For many years, one of my rules within a coaching session is to finish on a good rep or set wherever possible.


Tough sets happen. Bad reps happen. Grinders happen. We all know this. How we respond to these things can make a huge difference to someone's progress.


Before we go on, this article would not exist without the huge contribution of Lyle McDonald. We had a conversation on a Facebook thread recently and he was dropping some bombs of knowledge about coaching and client work on the gym floor.


As Lyle stated in the conversation, we have two main areas where finishing in a strong fashion is useful AF:


Psychological


People are weird. A workout can be INCREDIBLE. But then one bad rep or one bad set can make them feel as if they have failed. That feeling can last for days and weeks.


An example of this is when someone hits a big PB, then tries to do heavier weight or match the same weight again, misses the lift and then assume they did the previous rep as a fluke and suddenly that number becomes a problem number. They, in essence, remove the huge fucking win they had and make their strongest ever lift into a loss.


Compare this to a difficult lift going well followed by back-off sets that fly, or finishing on the PB, the person is going to go into the next session with momentum and positive feelings.


On the flip-side, if 99% of your workout or a segment of a workout is terrible, a great set to finish will have them (to quote Lyle directly) "walking out of the gym like a god."


For me, building momentum is paramount, as you'll notice by how many times I've used the word momentum.




A good set to finish any exercise or session makes you feel as if progress is possible. One of the exceptions to this rule is high effort strength work in the 1-3 rep range.


If you fuck up your low rep work, adding in a light set won't necessarily solve your problems if messing up keeps happening unless you are more on the beginner side.


Some suggested preemptive strategies would be tying your target numbers to a target level of effort.


The level of effort a lift takes is traditionally called RPE and is usually a number out of 10. Practice hitting the desired amount of effort rather than aiming for an exact weight on the bar.


Practice dropping away from a target number/sets/reps a few times a year.

Practice getting focused for a lift all the god damn time.


Practice a repeatable lifting routine before all your big lifts to limit silly mistakes and you are more likely to finish on a good rep or set because you have procedures and practices in place to reduce their incidence.


If you do fuck a set of low rep work entirely, don't panic. It does happen. At every level.


My usual strategy here is to go lighter in the session itself and use the next session (or a session in the near future) as a momentum builder.


Sure, you messed a lift up the other day, but if you build up to a weight near what you did and it flies, you'll be feeling top of the world again.


Your momentum is restored, and you can feel as if progress is possible.


You would be amazed at how much progress is made when someone FEELS like progress is possible.


It's like a weight is lifted from your shoulders when you feel like you are going to progress in the next workout, which is ironic, because a weight lifted mentally often allows more weight to be lifted physically.

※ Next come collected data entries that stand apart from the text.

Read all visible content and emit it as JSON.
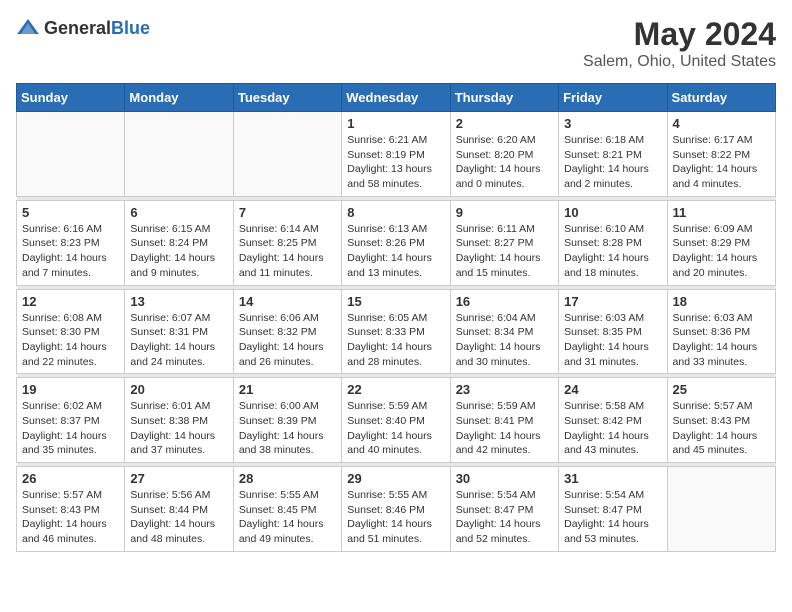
{
  "header": {
    "logo_general": "General",
    "logo_blue": "Blue",
    "month_title": "May 2024",
    "location": "Salem, Ohio, United States"
  },
  "days_of_week": [
    "Sunday",
    "Monday",
    "Tuesday",
    "Wednesday",
    "Thursday",
    "Friday",
    "Saturday"
  ],
  "weeks": [
    [
      {
        "day": "",
        "info": ""
      },
      {
        "day": "",
        "info": ""
      },
      {
        "day": "",
        "info": ""
      },
      {
        "day": "1",
        "info": "Sunrise: 6:21 AM\nSunset: 8:19 PM\nDaylight: 13 hours and 58 minutes."
      },
      {
        "day": "2",
        "info": "Sunrise: 6:20 AM\nSunset: 8:20 PM\nDaylight: 14 hours and 0 minutes."
      },
      {
        "day": "3",
        "info": "Sunrise: 6:18 AM\nSunset: 8:21 PM\nDaylight: 14 hours and 2 minutes."
      },
      {
        "day": "4",
        "info": "Sunrise: 6:17 AM\nSunset: 8:22 PM\nDaylight: 14 hours and 4 minutes."
      }
    ],
    [
      {
        "day": "5",
        "info": "Sunrise: 6:16 AM\nSunset: 8:23 PM\nDaylight: 14 hours and 7 minutes."
      },
      {
        "day": "6",
        "info": "Sunrise: 6:15 AM\nSunset: 8:24 PM\nDaylight: 14 hours and 9 minutes."
      },
      {
        "day": "7",
        "info": "Sunrise: 6:14 AM\nSunset: 8:25 PM\nDaylight: 14 hours and 11 minutes."
      },
      {
        "day": "8",
        "info": "Sunrise: 6:13 AM\nSunset: 8:26 PM\nDaylight: 14 hours and 13 minutes."
      },
      {
        "day": "9",
        "info": "Sunrise: 6:11 AM\nSunset: 8:27 PM\nDaylight: 14 hours and 15 minutes."
      },
      {
        "day": "10",
        "info": "Sunrise: 6:10 AM\nSunset: 8:28 PM\nDaylight: 14 hours and 18 minutes."
      },
      {
        "day": "11",
        "info": "Sunrise: 6:09 AM\nSunset: 8:29 PM\nDaylight: 14 hours and 20 minutes."
      }
    ],
    [
      {
        "day": "12",
        "info": "Sunrise: 6:08 AM\nSunset: 8:30 PM\nDaylight: 14 hours and 22 minutes."
      },
      {
        "day": "13",
        "info": "Sunrise: 6:07 AM\nSunset: 8:31 PM\nDaylight: 14 hours and 24 minutes."
      },
      {
        "day": "14",
        "info": "Sunrise: 6:06 AM\nSunset: 8:32 PM\nDaylight: 14 hours and 26 minutes."
      },
      {
        "day": "15",
        "info": "Sunrise: 6:05 AM\nSunset: 8:33 PM\nDaylight: 14 hours and 28 minutes."
      },
      {
        "day": "16",
        "info": "Sunrise: 6:04 AM\nSunset: 8:34 PM\nDaylight: 14 hours and 30 minutes."
      },
      {
        "day": "17",
        "info": "Sunrise: 6:03 AM\nSunset: 8:35 PM\nDaylight: 14 hours and 31 minutes."
      },
      {
        "day": "18",
        "info": "Sunrise: 6:03 AM\nSunset: 8:36 PM\nDaylight: 14 hours and 33 minutes."
      }
    ],
    [
      {
        "day": "19",
        "info": "Sunrise: 6:02 AM\nSunset: 8:37 PM\nDaylight: 14 hours and 35 minutes."
      },
      {
        "day": "20",
        "info": "Sunrise: 6:01 AM\nSunset: 8:38 PM\nDaylight: 14 hours and 37 minutes."
      },
      {
        "day": "21",
        "info": "Sunrise: 6:00 AM\nSunset: 8:39 PM\nDaylight: 14 hours and 38 minutes."
      },
      {
        "day": "22",
        "info": "Sunrise: 5:59 AM\nSunset: 8:40 PM\nDaylight: 14 hours and 40 minutes."
      },
      {
        "day": "23",
        "info": "Sunrise: 5:59 AM\nSunset: 8:41 PM\nDaylight: 14 hours and 42 minutes."
      },
      {
        "day": "24",
        "info": "Sunrise: 5:58 AM\nSunset: 8:42 PM\nDaylight: 14 hours and 43 minutes."
      },
      {
        "day": "25",
        "info": "Sunrise: 5:57 AM\nSunset: 8:43 PM\nDaylight: 14 hours and 45 minutes."
      }
    ],
    [
      {
        "day": "26",
        "info": "Sunrise: 5:57 AM\nSunset: 8:43 PM\nDaylight: 14 hours and 46 minutes."
      },
      {
        "day": "27",
        "info": "Sunrise: 5:56 AM\nSunset: 8:44 PM\nDaylight: 14 hours and 48 minutes."
      },
      {
        "day": "28",
        "info": "Sunrise: 5:55 AM\nSunset: 8:45 PM\nDaylight: 14 hours and 49 minutes."
      },
      {
        "day": "29",
        "info": "Sunrise: 5:55 AM\nSunset: 8:46 PM\nDaylight: 14 hours and 51 minutes."
      },
      {
        "day": "30",
        "info": "Sunrise: 5:54 AM\nSunset: 8:47 PM\nDaylight: 14 hours and 52 minutes."
      },
      {
        "day": "31",
        "info": "Sunrise: 5:54 AM\nSunset: 8:47 PM\nDaylight: 14 hours and 53 minutes."
      },
      {
        "day": "",
        "info": ""
      }
    ]
  ]
}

Use your last lifts build success. If you can't use your last lift to build success, use your lifts in the next session to restart on the path to progress as quickly as you can.


Technical


Myself and Lyle have the belief "the body remembers the last thing you did from a motor learning standpoint." The previous sentence quotes Lyle directly and he is probably where I got it from in the first place.


Maybe it was Dan John?

Maybe it was Tony Gentilcore?


All I know is it's from someone much more talented than myself.

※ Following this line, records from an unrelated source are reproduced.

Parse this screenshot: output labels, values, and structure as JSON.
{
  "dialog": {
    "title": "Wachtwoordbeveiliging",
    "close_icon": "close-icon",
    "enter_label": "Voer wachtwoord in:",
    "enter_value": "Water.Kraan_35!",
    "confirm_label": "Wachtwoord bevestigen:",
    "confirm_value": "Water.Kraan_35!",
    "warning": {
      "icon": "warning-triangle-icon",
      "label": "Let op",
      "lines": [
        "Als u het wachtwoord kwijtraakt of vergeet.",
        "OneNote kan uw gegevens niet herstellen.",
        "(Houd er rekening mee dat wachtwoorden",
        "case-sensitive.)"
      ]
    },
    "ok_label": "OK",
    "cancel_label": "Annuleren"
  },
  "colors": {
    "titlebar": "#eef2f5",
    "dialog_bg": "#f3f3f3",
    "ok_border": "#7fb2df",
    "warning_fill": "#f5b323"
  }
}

This concept is more important in the earlier stages of lifting.

It takes more than a rep or two to mess your technique up if you have thousands of good reps under your belt recently and generally "lift well most of the time."


Meaning the aim has to be getting thousands of good reps under your lifting belt (god, I'm funny) and eliminating the idea of finishing on a bad rep. You can't remove bad reps. You can only reduce their incidence and know how to respond to them.


In the early stages of lifting, a bad rep may make up 10% of the reps they've ever done! That shouldn't be the case. Finishing with great reps reinforces good technique and lowers the percentage of total bad reps.


I think this "finishing well" effect is strongest when you finish with a weight "you have to think about" which is why going waaay lighter as an experienced strength athlete doesn't cure all because you when you go too light, it's not the same and the lifter knows it.


Elite athletes will bounce back from bad reps far quicker due to being elite, us regular people aren't quite so robust.


When it isn't an experienced strength athlete and is a beginner?


All weights take a lot of thinking and focus, so good reps have a huge affect, which means bad reps have a huge affect so you can drop to pretty much any weight and finish with a win.


Am I pandering to the lifter? Yes.


Will it mean they feel like they've triumphed over something and make them more likely to keep turning up and learning to train hard? Absolutely.


The concept is important for intermediate lifters, more so if they are perfectionist, less so if they can take the occasional bad rep or set in their stride and bounce back quickly. I've had lifters finish a set terribly and they've carried on as if nothing has happened. Others might take a couple of weeks to recover from any training mishap.


Finish well no matter what as a beginner lifter (unless you've injured yourself or need to leave to tend to your crying child.)


Do bodybuilders need to worry about this? Not usually, unless they are utilizing a strength block or something. As during a strength block they are kinda pretending to be strength athlete for a while therefore much of the above applies.


However when they are performing the bodybuilding training which will take up the bulk of their training it is more about ENCOURAGING muscle failure and slightly/reallyfuckingdodgy technique at the end of a set because building muscle requires training in a painful way that negatively affects technique.


If every set looks perfect as a bodybuilder, you are not training hard enough. This isn't to be confused with "doing some appropriate bodybuilding training" which borrows concepts from bodybuilding, without necessarily taking everything to technical failure. Because many goals and situations don't require that kind of balls-to-the-wall training.


I'd say bodybuilders are negatively affected when exercises are performed perfectly throughout every set because they know they haven't challenged the muscle enough to grow (unless they are on gear, in which case sitting down will facilitate muscle growth because they are bastards and i wish i could go on gear with a clear conscience and no risk to my health because who doesn't want to grow muscle while they are just sitting?)


Weightlifters, Strongmen & Crossfitters (when they are training the most complex lifts) should be the most aware of finishing with perfect reps as their sports are the most technical. The more technical the lift being trained, the more important it is to finish really-fucking-well.


Powerlifters, especially those perfectionist types need to be highly aware of finishing on good sets and reps when performing their competition lifts and when performing low rep work.


Bodybuilders don't need to worry about the concept about finishing strongly unless they are performing a strength block or when they are practicing their posing. You always want to finish your posing well, but most of my readers won't be concerned with this.


If you are beginning your strength journey, finishing perfectly builds success. Success breeds progress and progress in the gym is how real change is forged.